A tant de vertus, Udalric joignait encore le don des miracles, une haute sagesse et une érudition qui répandirent partout sa réputation. Il composa, à la demande de l'abbé Guillaume de Hirschau, deux livres sur les usages de Cluny, qui furent introduits dans beaucoup de monastères d'Allemagne.

Le Saint, avant sa mort, eut encore une rude épreuve à supporter, afin que la mesure de ses mérites fût remplie ; pendant les dernières années de sa vie, il fut entièrement privé de la vue, probablement par suite de l'accident qui lui était arrivé à Marcigny. Après cette perte si douloureuse, il se consacra avec une nouvelle ardeur à la prière et à la contemplation des vérités éternelles. Il mourut probablement le 10 juillet vers l'an 1093 ; car c'est en ce jour que les moines de Cluny ont de tout temps célébré sa fête.
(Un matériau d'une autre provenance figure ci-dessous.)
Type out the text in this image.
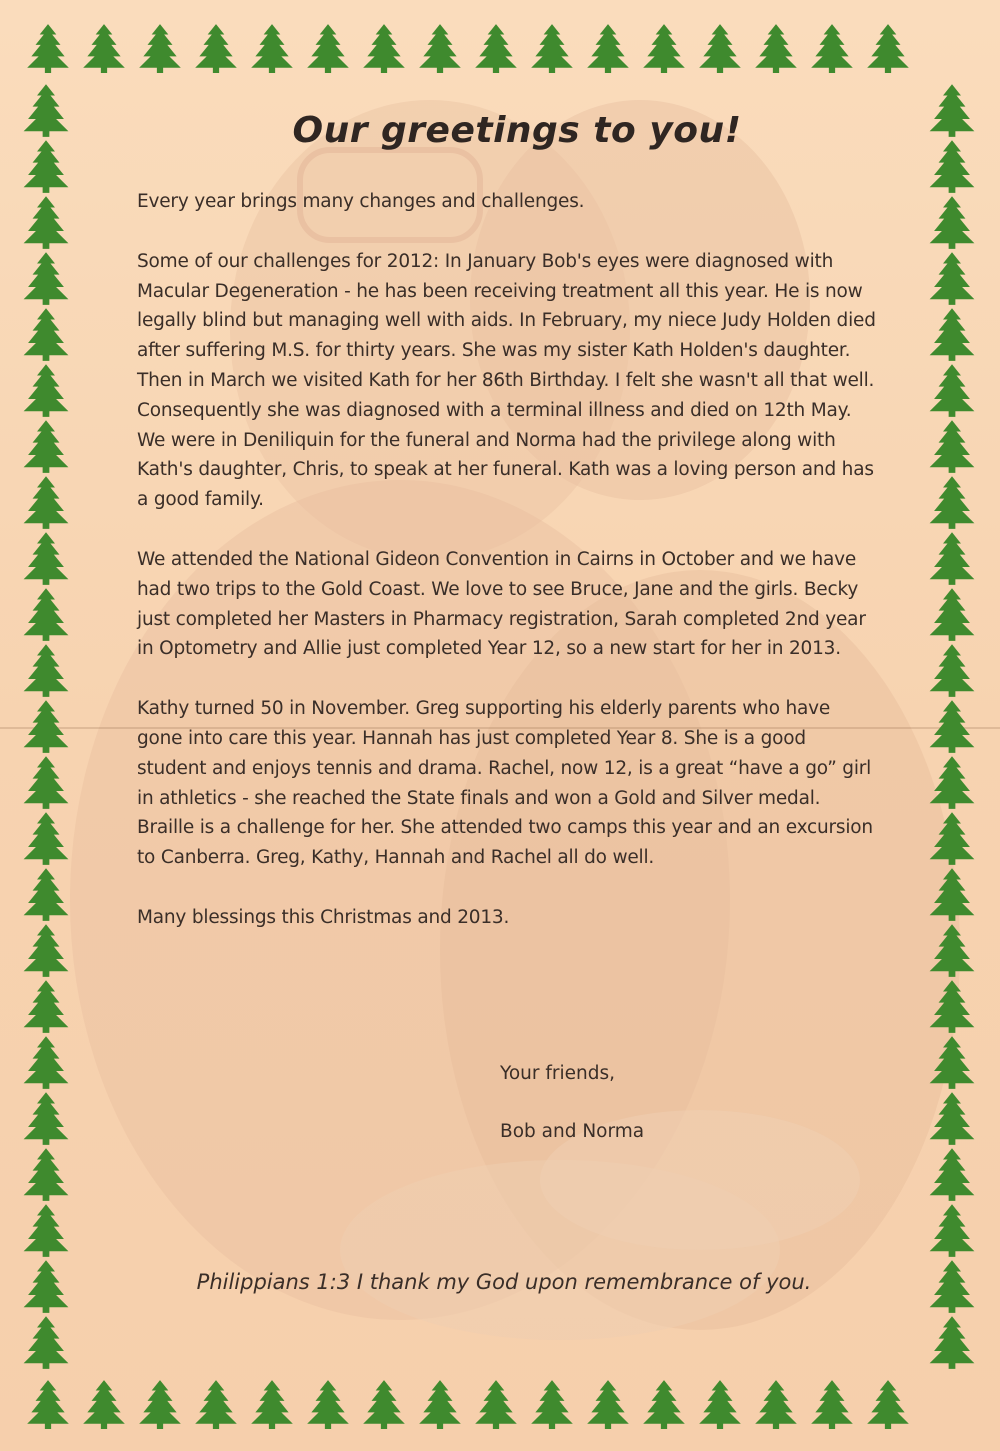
Our greetings to you!

Every year brings many changes and challenges.

Some of our challenges for 2012: In January Bob's eyes were diagnosed with Macular Degeneration - he has been receiving treatment all this year. He is now legally blind but managing well with aids. In February, my niece Judy Holden died after suffering M.S. for thirty years. She was my sister Kath Holden's daughter. Then in March we visited Kath for her 86th Birthday. I felt she wasn't all that well. Consequently she was diagnosed with a terminal illness and died on 12th May. We were in Deniliquin for the funeral and Norma had the privilege along with Kath's daughter, Chris, to speak at her funeral. Kath was a loving person and has a good family.

We attended the National Gideon Convention in Cairns in October and we have had two trips to the Gold Coast. We love to see Bruce, Jane and the girls. Becky just completed her Masters in Pharmacy registration, Sarah completed 2nd year in Optometry and Allie just completed Year 12, so a new start for her in 2013.

Kathy turned 50 in November. Greg supporting his elderly parents who have gone into care this year. Hannah has just completed Year 8. She is a good student and enjoys tennis and drama. Rachel, now 12, is a great “have a go” girl in athletics - she reached the State finals and won a Gold and Silver medal. Braille is a challenge for her. She attended two camps this year and an excursion to Canberra. Greg, Kathy, Hannah and Rachel all do well.

Many blessings this Christmas and 2013.

Your friends,
Bob and Norma
Philippians 1:3 I thank my God upon remembrance of you.
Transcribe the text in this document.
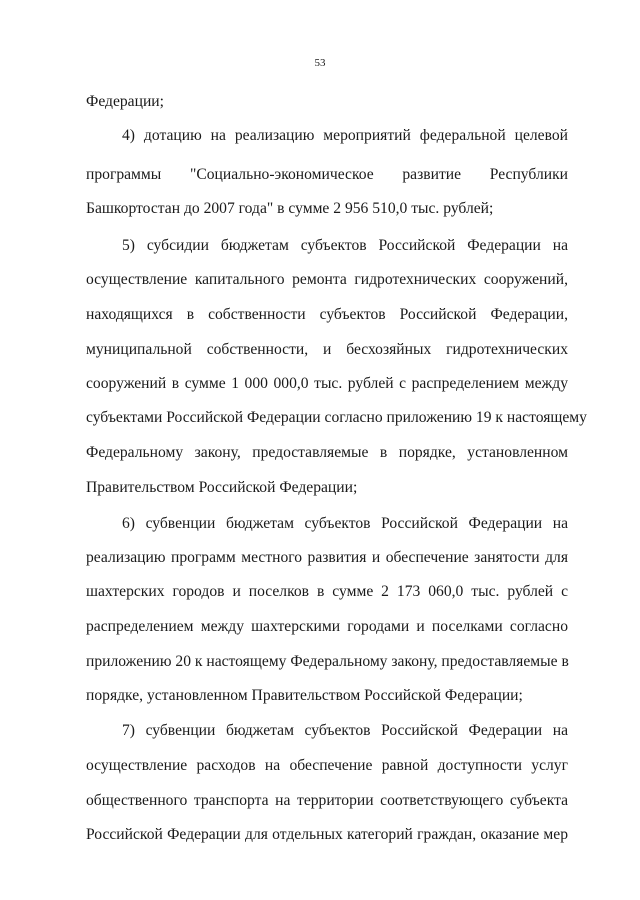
53
Федерации;
4) дотацию на реализацию мероприятий федеральной целевой
программы "Социально-экономическое развитие Республики
Башкортостан до 2007 года" в сумме 2 956 510,0 тыс. рублей;
5) субсидии бюджетам субъектов Российской Федерации на
осуществление капитального ремонта гидротехнических сооружений,
находящихся в собственности субъектов Российской Федерации,
муниципальной собственности, и бесхозяйных гидротехнических
сооружений в сумме 1 000 000,0 тыс. рублей с распределением между
субъектами Российской Федерации согласно приложению 19 к настоящему
Федеральному закону, предоставляемые в порядке, установленном
Правительством Российской Федерации;
6) субвенции бюджетам субъектов Российской Федерации на
реализацию программ местного развития и обеспечение занятости для
шахтерских городов и поселков в сумме 2 173 060,0 тыс. рублей с
распределением между шахтерскими городами и поселками согласно
приложению 20 к настоящему Федеральному закону, предоставляемые в
порядке, установленном Правительством Российской Федерации;
7) субвенции бюджетам субъектов Российской Федерации на
осуществление расходов на обеспечение равной доступности услуг
общественного транспорта на территории соответствующего субъекта
Российской Федерации для отдельных категорий граждан, оказание мер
Il fut enterré dans le cloître, et plus tard, à la demande de saint Hugues de Cluny, levé de terre par le pieux évêque Guebhard de Constance, et transféré dans l'église du prieuré.

Le seul ouvrage qui nous reste de saint Ulric est le Recueil des anciens usages ou coutumes de Cluny, écrit pour les monastères d'Allemagne.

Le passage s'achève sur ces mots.